USED-OIL LIFE CYCLE Black oil in emulsion refers to the life cycle of used oil

Mining companies increasingly needed cost- effective, safe and environment-friendly explosives systems that were simpler to use and produce, said explosives company AEL Mining Services technology group executive director Liesel de Villiers at an event held by the company in Bryanston, Johannesburg, last month.

Speaking at the AEL Mining Services 2014 Blasting Masterclass, she noted that the need arose because of the increasing economic, social and legislative pressures that global mining companies faced.

De Villiers explained that all blasting had to ensure that the minerals were delivered in optimal condition for further processing in the most cost-effective manner.

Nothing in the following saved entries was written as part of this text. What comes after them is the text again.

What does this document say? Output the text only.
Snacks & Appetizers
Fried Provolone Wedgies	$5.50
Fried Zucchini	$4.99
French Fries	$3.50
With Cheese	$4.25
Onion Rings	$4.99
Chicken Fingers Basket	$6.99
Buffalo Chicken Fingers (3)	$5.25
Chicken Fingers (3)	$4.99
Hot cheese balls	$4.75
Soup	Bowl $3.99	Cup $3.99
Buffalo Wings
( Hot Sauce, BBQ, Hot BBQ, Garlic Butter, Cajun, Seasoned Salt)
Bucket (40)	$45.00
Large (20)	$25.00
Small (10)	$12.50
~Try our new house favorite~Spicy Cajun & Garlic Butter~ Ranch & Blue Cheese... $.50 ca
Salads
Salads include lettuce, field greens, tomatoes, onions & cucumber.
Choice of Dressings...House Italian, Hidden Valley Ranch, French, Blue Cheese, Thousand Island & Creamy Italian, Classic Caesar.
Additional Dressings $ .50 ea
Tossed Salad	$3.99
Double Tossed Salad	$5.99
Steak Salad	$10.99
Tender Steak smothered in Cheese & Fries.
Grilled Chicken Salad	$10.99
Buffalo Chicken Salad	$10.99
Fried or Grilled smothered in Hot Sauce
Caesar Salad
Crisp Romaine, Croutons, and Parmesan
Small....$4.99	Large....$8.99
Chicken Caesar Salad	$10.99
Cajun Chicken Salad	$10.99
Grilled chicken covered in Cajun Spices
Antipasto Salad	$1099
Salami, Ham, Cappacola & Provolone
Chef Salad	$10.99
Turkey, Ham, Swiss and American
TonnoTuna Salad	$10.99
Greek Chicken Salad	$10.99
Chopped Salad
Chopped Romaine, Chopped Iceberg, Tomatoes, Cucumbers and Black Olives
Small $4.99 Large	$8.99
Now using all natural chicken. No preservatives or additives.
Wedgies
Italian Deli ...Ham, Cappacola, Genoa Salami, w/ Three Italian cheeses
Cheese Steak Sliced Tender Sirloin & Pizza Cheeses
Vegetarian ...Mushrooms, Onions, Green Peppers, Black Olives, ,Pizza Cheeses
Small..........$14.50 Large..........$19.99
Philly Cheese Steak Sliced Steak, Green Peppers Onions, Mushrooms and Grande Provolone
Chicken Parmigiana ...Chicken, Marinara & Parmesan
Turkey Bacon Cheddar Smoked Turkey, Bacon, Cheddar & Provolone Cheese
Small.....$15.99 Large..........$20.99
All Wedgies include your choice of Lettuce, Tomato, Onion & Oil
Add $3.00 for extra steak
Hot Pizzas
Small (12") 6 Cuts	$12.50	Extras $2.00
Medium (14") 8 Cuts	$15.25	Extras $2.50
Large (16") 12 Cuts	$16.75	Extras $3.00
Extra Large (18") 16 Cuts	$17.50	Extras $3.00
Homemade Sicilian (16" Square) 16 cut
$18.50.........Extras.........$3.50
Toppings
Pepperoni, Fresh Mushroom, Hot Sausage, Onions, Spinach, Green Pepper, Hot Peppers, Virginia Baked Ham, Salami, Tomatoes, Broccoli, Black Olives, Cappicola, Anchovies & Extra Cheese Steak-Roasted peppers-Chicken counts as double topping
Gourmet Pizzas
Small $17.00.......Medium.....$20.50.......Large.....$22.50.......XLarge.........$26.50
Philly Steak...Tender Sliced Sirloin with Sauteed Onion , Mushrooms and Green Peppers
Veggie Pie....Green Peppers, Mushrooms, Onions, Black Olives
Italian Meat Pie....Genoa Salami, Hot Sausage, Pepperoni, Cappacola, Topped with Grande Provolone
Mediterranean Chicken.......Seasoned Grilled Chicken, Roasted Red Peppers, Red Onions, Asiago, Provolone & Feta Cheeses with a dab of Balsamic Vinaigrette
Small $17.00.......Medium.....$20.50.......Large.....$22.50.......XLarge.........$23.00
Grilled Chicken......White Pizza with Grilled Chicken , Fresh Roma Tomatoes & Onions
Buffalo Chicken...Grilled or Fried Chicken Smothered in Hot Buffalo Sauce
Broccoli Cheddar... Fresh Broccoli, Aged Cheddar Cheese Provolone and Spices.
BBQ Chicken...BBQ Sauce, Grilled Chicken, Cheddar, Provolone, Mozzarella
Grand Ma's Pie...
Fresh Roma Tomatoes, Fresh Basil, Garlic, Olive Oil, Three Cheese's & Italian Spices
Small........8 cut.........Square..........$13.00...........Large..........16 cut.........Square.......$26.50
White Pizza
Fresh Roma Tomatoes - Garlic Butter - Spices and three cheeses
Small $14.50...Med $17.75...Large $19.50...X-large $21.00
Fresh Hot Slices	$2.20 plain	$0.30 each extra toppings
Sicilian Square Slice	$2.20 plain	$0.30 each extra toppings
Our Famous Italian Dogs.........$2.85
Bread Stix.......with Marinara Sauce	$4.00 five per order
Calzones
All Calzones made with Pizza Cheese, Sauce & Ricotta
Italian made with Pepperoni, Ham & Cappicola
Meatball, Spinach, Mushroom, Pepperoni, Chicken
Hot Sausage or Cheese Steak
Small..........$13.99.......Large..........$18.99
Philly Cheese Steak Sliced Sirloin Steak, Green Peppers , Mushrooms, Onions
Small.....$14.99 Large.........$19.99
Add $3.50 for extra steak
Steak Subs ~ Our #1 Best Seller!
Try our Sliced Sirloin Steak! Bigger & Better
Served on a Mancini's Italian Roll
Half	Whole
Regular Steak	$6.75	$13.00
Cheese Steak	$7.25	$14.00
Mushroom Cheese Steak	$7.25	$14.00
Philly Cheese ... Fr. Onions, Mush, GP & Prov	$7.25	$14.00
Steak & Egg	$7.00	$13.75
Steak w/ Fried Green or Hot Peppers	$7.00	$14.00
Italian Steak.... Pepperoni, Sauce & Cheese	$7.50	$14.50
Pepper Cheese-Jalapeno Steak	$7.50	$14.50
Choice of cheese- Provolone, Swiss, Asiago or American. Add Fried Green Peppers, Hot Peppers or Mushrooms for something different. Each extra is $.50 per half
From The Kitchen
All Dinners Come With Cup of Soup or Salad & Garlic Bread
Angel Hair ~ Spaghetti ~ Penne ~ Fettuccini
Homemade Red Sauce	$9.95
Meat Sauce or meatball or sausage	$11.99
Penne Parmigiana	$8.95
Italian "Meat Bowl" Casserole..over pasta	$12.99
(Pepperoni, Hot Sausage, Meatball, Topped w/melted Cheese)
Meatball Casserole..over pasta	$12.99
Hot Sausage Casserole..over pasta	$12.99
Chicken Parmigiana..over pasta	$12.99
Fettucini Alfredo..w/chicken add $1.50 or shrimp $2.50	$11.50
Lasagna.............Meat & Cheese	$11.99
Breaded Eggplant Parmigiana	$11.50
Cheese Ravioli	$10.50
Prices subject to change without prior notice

“Also, global legislation pertaining to explosives is becoming increasingly demanding, coupled with the supply chain constraints on shipping, with transporting explosives by road and/or rail driving innovation in the production of explosives products,” she stated, adding that there was also a need for more environment-friendly products and processes.

Further, she highlighted that AEL, as a member of JSE-listed speciality chemicals group AECI, placed a high degree of emphasis on ensuring that its products and practices were environment friendly.

Black Oil in Emulsion

De Villiers explained that black oil in emulsion referred to the life cycle of used oil.

“When companies have large operations – particularly those with a high degree of mechanisation at their mine sites – which are producing large amounts of used oil, this used oil can be collected and reused for the production of explosives products.”

AEL is recycling used oils to produce explosives at many mines worldwide.

“The largest mine at which AEL is using the used-oil-to-explosives model is at a closed mine site that uses 2.5-million litres of diesel a day in South-East Asia,” noted De Villiers.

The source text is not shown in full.